The unreduced cone $\text{Cone}(X)$ on a space $X$ is given by $$ \text{Cone}(X)=X\times I/ X\times \{1\}$$ where $I$ is a unit interval. Show that Cone($S^{n-1}$) is homeomorphic to $D^{n}$ where $S^{n-1}=\left\{x\in R^{n}| \left\| x \right\|=1 \right\}$ and $D^{n}=\left\{x\in R^{n}| \left\| x \right\| \leq 1 \right\}$.
Intuitively I want to construct a homeomorphism by projecting some part of the cone into the interior of the sphere.

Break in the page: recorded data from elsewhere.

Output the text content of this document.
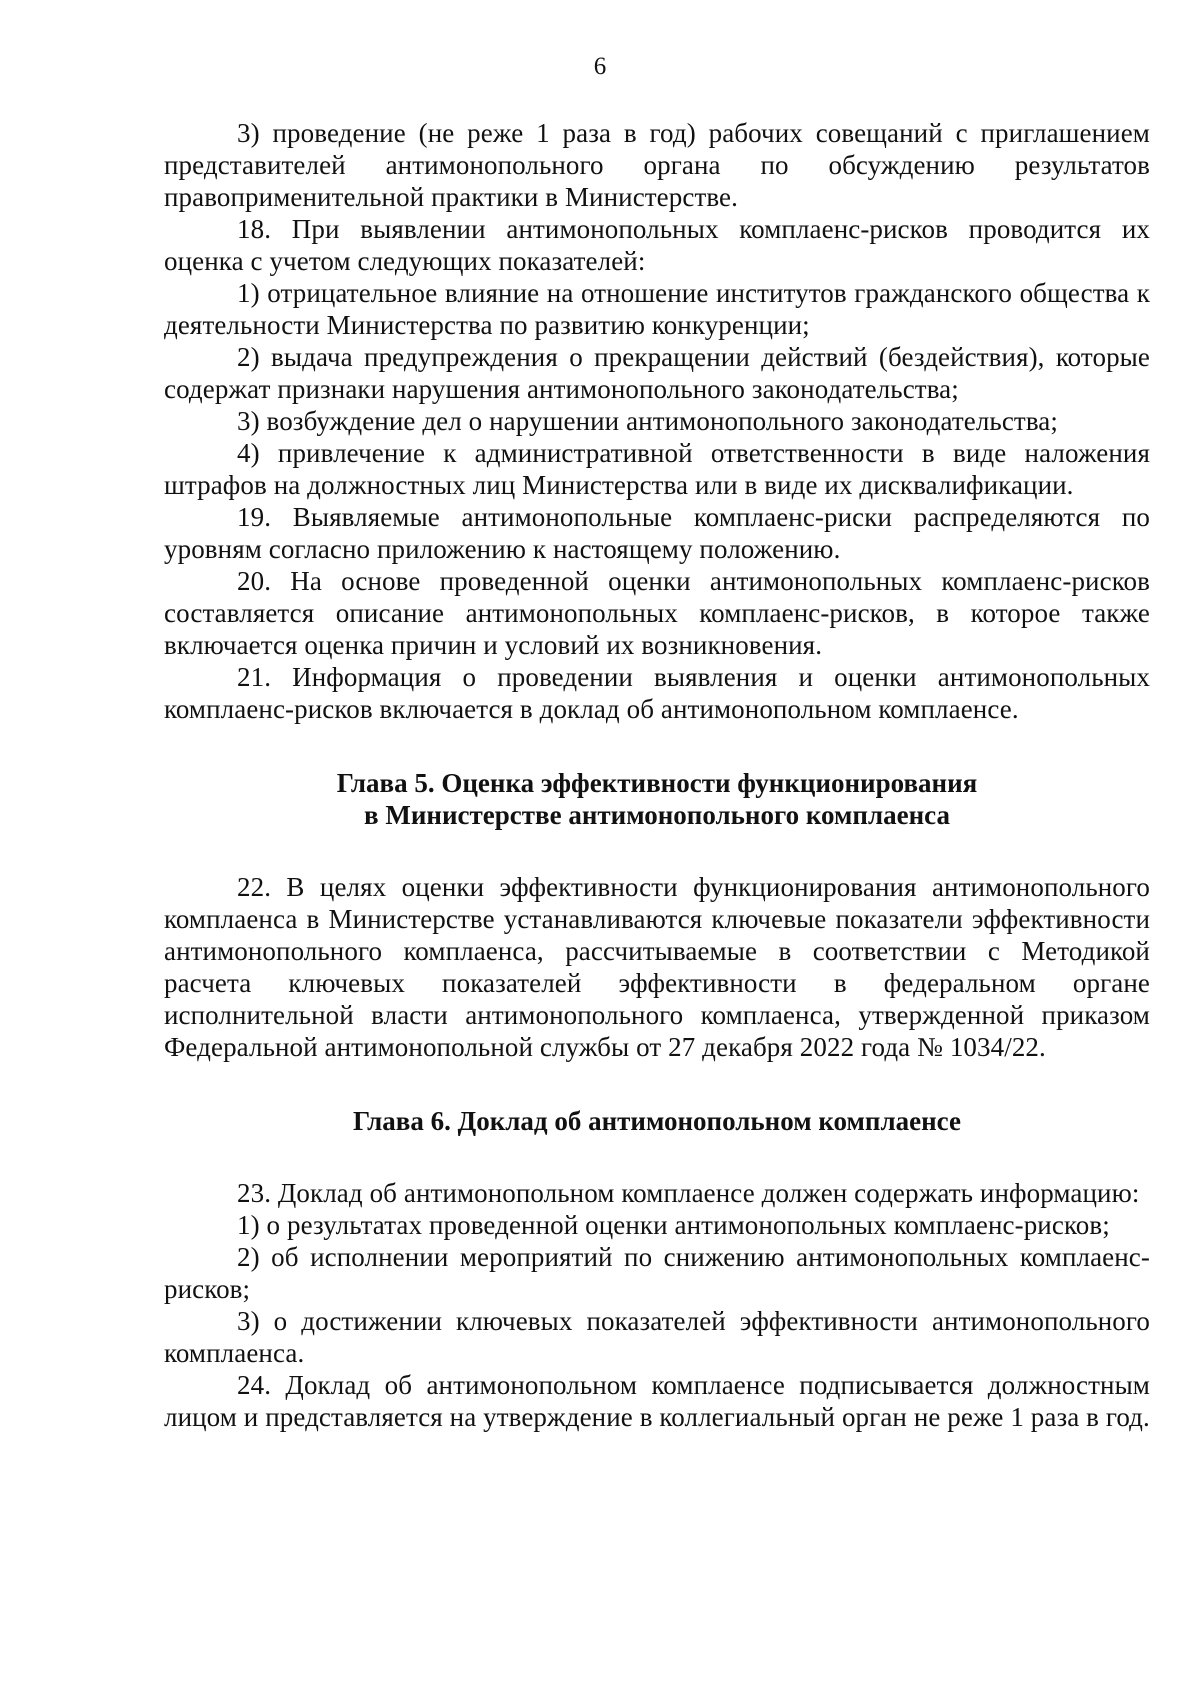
6

3) проведение (не реже 1 раза в год) рабочих совещаний с приглашением представителей антимонопольного органа по обсуждению результатов правоприменительной практики в Министерстве.

18. При выявлении антимонопольных комплаенс-рисков проводится их оценка с учетом следующих показателей:

1) отрицательное влияние на отношение институтов гражданского общества к деятельности Министерства по развитию конкуренции;

2) выдача предупреждения о прекращении действий (бездействия), которые содержат признаки нарушения антимонопольного законодательства;

3) возбуждение дел о нарушении антимонопольного законодательства;

4) привлечение к административной ответственности в виде наложения штрафов на должностных лиц Министерства или в виде их дисквалификации.

19. Выявляемые антимонопольные комплаенс-риски распределяются по уровням согласно приложению к настоящему положению.

20. На основе проведенной оценки антимонопольных комплаенс-рисков составляется описание антимонопольных комплаенс-рисков, в которое также включается оценка причин и условий их возникновения.

21. Информация о проведении выявления и оценки антимонопольных комплаенс-рисков включается в доклад об антимонопольном комплаенсе.

Глава 5. Оценка эффективности функционирования

в Министерстве антимонопольного комплаенса

22. В целях оценки эффективности функционирования антимонопольного комплаенса в Министерстве устанавливаются ключевые показатели эффективности антимонопольного комплаенса, рассчитываемые в соответствии с Методикой расчета ключевых показателей эффективности в федеральном органе исполнительной власти антимонопольного комплаенса, утвержденной приказом Федеральной антимонопольной службы от 27 декабря 2022 года № 1034/22.

Глава 6. Доклад об антимонопольном комплаенсе

23. Доклад об антимонопольном комплаенсе должен содержать информацию:

1) о результатах проведенной оценки антимонопольных комплаенс-рисков;

2) об исполнении мероприятий по снижению антимонопольных комплаенс-рисков;

3) о достижении ключевых показателей эффективности антимонопольного комплаенса.

24. Доклад об антимонопольном комплаенсе подписывается должностным лицом и представляется на утверждение в коллегиальный орган не реже 1 раза в год.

But I don't know how to carry it out by using accurate mathematical language.
Let $p$ denote the apex of the cone $\text{Cone}(S^{n-1})$. For each $x\in S^{n-1}$ and each $t\in[0,1]$ let $c(x,t)\in \text{Cone}(S^{n-1})$ satisfying
$$ c(x,t)=(1-t)p+tx$$
Then let $f: \text{Cone}(S^{n-1})\to D^n$ be defined by
$$ f(c(x,t))=tx $$
This continuously maps $\text{Cone}(S^{n-1})$ onto $D^n$ and its inverse continuously maps $D^n$ onto $\text{Cone}(S^{n-1})$.